Jay's Asset Allocation Blog

Blog about my off-hours work on the problem of Asset Allocation including but not limited to Portfolio Optimization algorithms, algorithms and approaches for improved estimation of Asset Allocation inputs and other potentially related items.

Friday, June 4, 2010

William Sharpe's Adaptive Asset Allocation

Just read William Sharpe's article in the latest FAJ and it seems like an interesting idea, Adaptive Asset Allocation or the concept of adapting a static asset allocation to the current market conditions based on the conditions in place when the allocation policy was determined. It frees the investor from having to rebalance as the market moves, though it seems like the literature has a lot to say about the value of rebalancing. Sharpe calls that a contrarian strategy, buying losers and selling winners and that certainly seems correct. He makes some good arguments that it cannot be an equilibrium strategy, if everybody tried to sell the latest winners or buy the loser it the market wouldn't clear. There needs to be a mix of momentum investors in order to keep the market liquid. Being an equilibrium type this argument is appealing to me on some level.

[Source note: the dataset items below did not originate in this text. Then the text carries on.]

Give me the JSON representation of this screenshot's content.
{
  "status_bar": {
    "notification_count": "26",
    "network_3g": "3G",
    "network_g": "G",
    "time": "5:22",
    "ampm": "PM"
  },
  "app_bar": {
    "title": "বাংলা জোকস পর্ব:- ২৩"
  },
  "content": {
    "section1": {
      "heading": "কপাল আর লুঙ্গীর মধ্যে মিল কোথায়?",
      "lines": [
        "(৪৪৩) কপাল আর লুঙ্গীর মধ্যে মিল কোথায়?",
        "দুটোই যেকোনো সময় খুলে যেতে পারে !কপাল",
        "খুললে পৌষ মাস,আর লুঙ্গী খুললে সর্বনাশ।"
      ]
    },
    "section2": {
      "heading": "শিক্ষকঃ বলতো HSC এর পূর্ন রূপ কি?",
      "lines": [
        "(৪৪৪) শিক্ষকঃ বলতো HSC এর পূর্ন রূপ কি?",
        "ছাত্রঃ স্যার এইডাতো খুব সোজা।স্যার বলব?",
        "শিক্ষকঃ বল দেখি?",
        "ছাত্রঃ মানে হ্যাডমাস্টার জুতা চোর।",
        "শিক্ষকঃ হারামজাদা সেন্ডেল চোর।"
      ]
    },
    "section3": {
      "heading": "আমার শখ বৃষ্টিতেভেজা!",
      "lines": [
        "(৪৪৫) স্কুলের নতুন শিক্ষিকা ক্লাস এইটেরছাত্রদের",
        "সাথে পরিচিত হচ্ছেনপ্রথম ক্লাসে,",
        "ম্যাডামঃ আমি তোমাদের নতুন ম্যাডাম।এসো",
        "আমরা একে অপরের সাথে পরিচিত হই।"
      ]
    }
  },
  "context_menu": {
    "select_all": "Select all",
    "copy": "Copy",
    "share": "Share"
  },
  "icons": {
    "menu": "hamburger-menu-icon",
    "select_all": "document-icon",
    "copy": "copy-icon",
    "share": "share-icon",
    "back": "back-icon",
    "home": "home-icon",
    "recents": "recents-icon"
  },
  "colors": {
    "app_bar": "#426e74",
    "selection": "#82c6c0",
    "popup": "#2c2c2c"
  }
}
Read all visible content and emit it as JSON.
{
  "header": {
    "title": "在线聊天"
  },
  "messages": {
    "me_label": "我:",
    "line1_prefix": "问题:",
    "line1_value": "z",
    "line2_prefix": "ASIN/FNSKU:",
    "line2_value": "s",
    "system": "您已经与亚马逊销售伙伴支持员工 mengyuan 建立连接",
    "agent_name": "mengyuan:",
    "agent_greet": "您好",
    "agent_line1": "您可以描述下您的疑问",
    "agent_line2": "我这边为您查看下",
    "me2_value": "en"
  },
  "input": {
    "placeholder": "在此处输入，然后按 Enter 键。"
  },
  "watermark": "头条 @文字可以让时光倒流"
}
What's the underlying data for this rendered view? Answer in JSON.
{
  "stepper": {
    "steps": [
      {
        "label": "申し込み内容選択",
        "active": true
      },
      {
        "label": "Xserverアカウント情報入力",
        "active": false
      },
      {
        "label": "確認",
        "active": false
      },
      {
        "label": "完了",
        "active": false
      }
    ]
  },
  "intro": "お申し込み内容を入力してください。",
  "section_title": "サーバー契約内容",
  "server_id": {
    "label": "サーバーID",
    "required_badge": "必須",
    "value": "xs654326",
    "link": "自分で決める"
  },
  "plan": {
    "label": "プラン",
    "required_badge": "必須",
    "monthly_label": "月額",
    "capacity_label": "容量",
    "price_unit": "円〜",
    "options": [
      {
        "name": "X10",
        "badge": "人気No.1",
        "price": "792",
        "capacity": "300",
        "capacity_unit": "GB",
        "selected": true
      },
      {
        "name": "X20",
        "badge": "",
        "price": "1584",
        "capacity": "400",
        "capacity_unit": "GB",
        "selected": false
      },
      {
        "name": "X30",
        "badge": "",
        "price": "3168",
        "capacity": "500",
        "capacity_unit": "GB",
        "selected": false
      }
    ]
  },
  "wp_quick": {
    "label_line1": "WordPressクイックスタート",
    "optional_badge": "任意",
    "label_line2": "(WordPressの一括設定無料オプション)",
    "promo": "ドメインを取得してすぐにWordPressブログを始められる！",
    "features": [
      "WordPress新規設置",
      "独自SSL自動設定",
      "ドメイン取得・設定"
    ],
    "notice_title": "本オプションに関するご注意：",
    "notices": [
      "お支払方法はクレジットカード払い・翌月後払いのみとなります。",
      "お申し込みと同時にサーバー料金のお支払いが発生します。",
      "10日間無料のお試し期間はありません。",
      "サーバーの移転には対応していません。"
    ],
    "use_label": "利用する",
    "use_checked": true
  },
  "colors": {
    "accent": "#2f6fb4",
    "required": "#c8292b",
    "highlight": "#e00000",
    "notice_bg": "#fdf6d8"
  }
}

Didn't see any historical results in the paper, so I guess that has been left up to somebody else to run the analysis and see how the Adaptive Asset Allocation process works over time in order to really judge it.

I am still digesting MarkKritzman's article in the March/April FAJ which told us about the 1/N fallacy. He did lots of historical analysis and showed several portfolios beating the market portfolio and I expect that they made use of rebalancing, but he didn't spend a lot of time on simple 60/40 type portfolios.